De que forma vocês coletam doadores para participar do projeto?

No início nós pensávamos que a indústria seria uma boa fornecedora de alimentos para esse trabalho, e eu mandei mais de 400 cartas para indústrias, mas não tive nenhuma resposta. No primeiro momento, 100% dos doadores eram do ramo do hortifruti. Eu consegui a adesão desses pequenos empresários, essas pessoas que têm barracas em mercados municipais que, com o “olho no olho”, entenderam que seria melhor doar do que jogar fora.

Com o tempo, com a eficiência do trabalho e batendo na mesma porta das indústrias conseguimos apoio. Hoje quase 70% do que a gente coleta é industrializado. No começo, elas não queriam que citássemos seus nomes, mas a gente tem que dar o exemplo para incentivar. E hoje podemos dizer que a Danone, a Via Ferla, a Vic Bolt e a Alimentos Processados nos apoiam na causa.

Como funciona a seleção das organizações que serão beneficiadas?

Hoje nós temos uma fila de espera de mais de 200 entidades. A gente parou de cadastrar porque nesse momento, não temos como fazer a ponte. Algumas empresas até querem ajudar mais, com alimentos de toda uma rede, mas não é possível porque a nossa capacidade é a capacidade de instalação que temos.

Então, os beneficiários são praticamente os mesmos desde que começamos, são 52 entidades que assistem pessoas que não geram renda e vivem em insegurança alimentar. Estas entidades têm que estar em acordo com nossas exigências, elas têm que ter condições de receber esse alimento (onde armazenar, etc.) e também têm obrigações com a ONG, como a manipulação correta dos alimentos e as técnicas de cozinha, que ensinamos em cursos e workshops.

O nosso trabalho com as entidades funciona sob o tripé da colheita urbana, de ações profiláticas de apoio (workshops, cursos, convênio com a Faculdade São Camilo), e a mobilização social para a mudança.

O projeto “9 Você Pode” está dentro dessas ações de mobilização?

Sim. Na verdade, mesmo sendo sem fins lucrativos, o nosso trabalho possui um custo alto de manutenção. Desde os salários dos funcionários até a gasolina dos veículos. Com a campanha “9 Você Pode” a gente quer mobilizar as pessoas, com menos de R$ 10, a se engajarem no programa e fazerem parte. Se nós conseguirmos 15 mil pessoas que doem R$ 9 (o que representa uma poeira no universo da internet) a ONG já será autossustentável, o que melhoraria em muito a realização do nosso trabalho.

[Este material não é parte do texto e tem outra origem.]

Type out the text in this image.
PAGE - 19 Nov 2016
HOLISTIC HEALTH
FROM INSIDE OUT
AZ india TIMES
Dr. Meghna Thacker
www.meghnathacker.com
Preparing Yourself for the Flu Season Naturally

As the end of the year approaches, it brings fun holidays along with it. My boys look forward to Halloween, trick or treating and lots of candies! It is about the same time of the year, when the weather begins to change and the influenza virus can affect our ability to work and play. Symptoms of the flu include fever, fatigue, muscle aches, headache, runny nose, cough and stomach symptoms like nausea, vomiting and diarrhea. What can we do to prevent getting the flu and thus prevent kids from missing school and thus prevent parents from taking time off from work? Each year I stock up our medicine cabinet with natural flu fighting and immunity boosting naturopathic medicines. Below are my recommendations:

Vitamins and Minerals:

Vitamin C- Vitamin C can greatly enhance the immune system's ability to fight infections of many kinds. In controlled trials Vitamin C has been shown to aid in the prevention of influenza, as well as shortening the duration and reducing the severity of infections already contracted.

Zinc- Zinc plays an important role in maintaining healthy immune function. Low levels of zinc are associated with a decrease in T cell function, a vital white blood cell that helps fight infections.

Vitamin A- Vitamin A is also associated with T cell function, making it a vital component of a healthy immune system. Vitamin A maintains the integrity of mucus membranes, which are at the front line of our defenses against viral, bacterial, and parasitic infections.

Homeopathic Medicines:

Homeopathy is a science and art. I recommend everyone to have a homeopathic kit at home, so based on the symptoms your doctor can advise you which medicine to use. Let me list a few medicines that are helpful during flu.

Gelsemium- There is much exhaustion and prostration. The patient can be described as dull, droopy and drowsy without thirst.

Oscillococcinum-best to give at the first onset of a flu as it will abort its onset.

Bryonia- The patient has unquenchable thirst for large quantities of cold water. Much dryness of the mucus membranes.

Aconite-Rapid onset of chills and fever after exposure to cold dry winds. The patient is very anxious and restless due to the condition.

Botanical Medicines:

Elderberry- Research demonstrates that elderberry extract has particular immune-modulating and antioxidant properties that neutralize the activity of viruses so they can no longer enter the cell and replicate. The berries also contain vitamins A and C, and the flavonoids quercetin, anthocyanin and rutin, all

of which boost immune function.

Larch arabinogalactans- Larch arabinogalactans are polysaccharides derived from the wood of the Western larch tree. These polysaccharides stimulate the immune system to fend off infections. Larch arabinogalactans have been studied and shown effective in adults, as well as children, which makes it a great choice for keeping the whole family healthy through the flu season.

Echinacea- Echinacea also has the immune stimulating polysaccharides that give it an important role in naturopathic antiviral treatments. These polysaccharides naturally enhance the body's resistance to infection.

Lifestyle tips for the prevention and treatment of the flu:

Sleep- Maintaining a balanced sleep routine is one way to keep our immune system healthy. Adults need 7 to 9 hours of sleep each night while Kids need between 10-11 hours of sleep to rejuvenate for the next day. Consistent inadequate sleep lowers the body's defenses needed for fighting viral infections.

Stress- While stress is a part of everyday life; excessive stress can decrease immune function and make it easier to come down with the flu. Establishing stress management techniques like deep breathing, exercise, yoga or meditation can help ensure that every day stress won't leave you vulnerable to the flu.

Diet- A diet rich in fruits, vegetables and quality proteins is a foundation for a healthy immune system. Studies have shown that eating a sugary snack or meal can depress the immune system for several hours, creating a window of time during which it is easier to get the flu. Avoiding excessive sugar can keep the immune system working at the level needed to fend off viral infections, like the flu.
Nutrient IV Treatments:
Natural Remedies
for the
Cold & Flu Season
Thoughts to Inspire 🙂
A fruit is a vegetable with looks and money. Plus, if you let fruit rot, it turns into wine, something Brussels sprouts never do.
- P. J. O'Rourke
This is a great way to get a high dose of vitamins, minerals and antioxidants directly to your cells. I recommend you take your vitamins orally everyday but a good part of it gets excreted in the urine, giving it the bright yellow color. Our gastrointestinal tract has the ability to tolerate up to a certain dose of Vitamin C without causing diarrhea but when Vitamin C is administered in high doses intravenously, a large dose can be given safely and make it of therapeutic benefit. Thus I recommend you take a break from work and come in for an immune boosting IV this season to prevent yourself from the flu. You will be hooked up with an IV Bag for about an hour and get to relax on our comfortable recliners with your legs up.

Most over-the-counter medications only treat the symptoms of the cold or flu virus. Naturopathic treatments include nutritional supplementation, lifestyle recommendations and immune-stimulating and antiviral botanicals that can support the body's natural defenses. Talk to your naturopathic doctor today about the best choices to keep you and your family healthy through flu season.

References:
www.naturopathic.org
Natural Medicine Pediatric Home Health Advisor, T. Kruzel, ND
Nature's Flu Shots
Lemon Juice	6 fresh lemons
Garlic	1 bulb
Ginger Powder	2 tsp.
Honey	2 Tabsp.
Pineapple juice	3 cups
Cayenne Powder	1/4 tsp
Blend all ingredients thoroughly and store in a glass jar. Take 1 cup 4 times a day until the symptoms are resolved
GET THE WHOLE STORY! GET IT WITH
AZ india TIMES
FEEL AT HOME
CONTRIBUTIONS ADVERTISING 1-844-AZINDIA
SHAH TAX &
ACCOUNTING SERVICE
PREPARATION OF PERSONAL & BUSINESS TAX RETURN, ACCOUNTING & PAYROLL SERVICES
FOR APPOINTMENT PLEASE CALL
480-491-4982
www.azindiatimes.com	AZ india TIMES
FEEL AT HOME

Esse valor, para o Brasil que não passa fome, é irrisório e cabe no orçamento de milhares de brasileiros, ao mesmo tempo em que faz uma diferença enorme para outras pessoas que não têm o que comer. Além disso, nós acreditamos que essa doação vai ajudar a construir uma nova forma de pensar.

Infelizmente, com a nossa democracia representativa, a gente vai lá e deposita o voto na urna esperando que o político faça pela gente, mas isto não acontece. Então temos que agir. Eu costumo dizer que a fome é uma metáfora que pode ser usada para tudo, sentimos fome de alimentos, mas também temos fome de justiça, de moradia, de transporte público, de saúde. O que a ONG oferece é um alimento de comida, mas também um alimento de consciência para a sociedade.

Quais outros projetos são ou serão realizados pela ONG?

Eu tenho um projeto em educação chamado Alimentando a Transformação Social, que é um sonho meu de tentar influenciar as crianças e jovens, do maternal ao ensino colegial. Para as crianças, ele ensina questões básicas, como “lixo não é lixo”, de forma bem lúdica. E esse ensino vai se tornando cada vez mais complexo até chegar no último ano colegial, onde tratamos sobre o papel de cada um na construção do todo. São pessoas que teoricamente já vão escolher uma profissão… E vão estar a serviço de quê?

Quantos advogados não advocam pela justiça do país e quantos médicos não conhecem os números da fome? Isto poderia ser usado nas escolas. Essa seria uma ferramenta importante, que estaria valorizando o construir, o ajudar, a justiça, em vez de passar batido. O projeto é um exemplo de ação voltada para a sociedade que não está com fome, mas faz com que esse sistema permaneça justamente por não agir, por permanecer passiva.

* Publicado originalmente no site EcoD.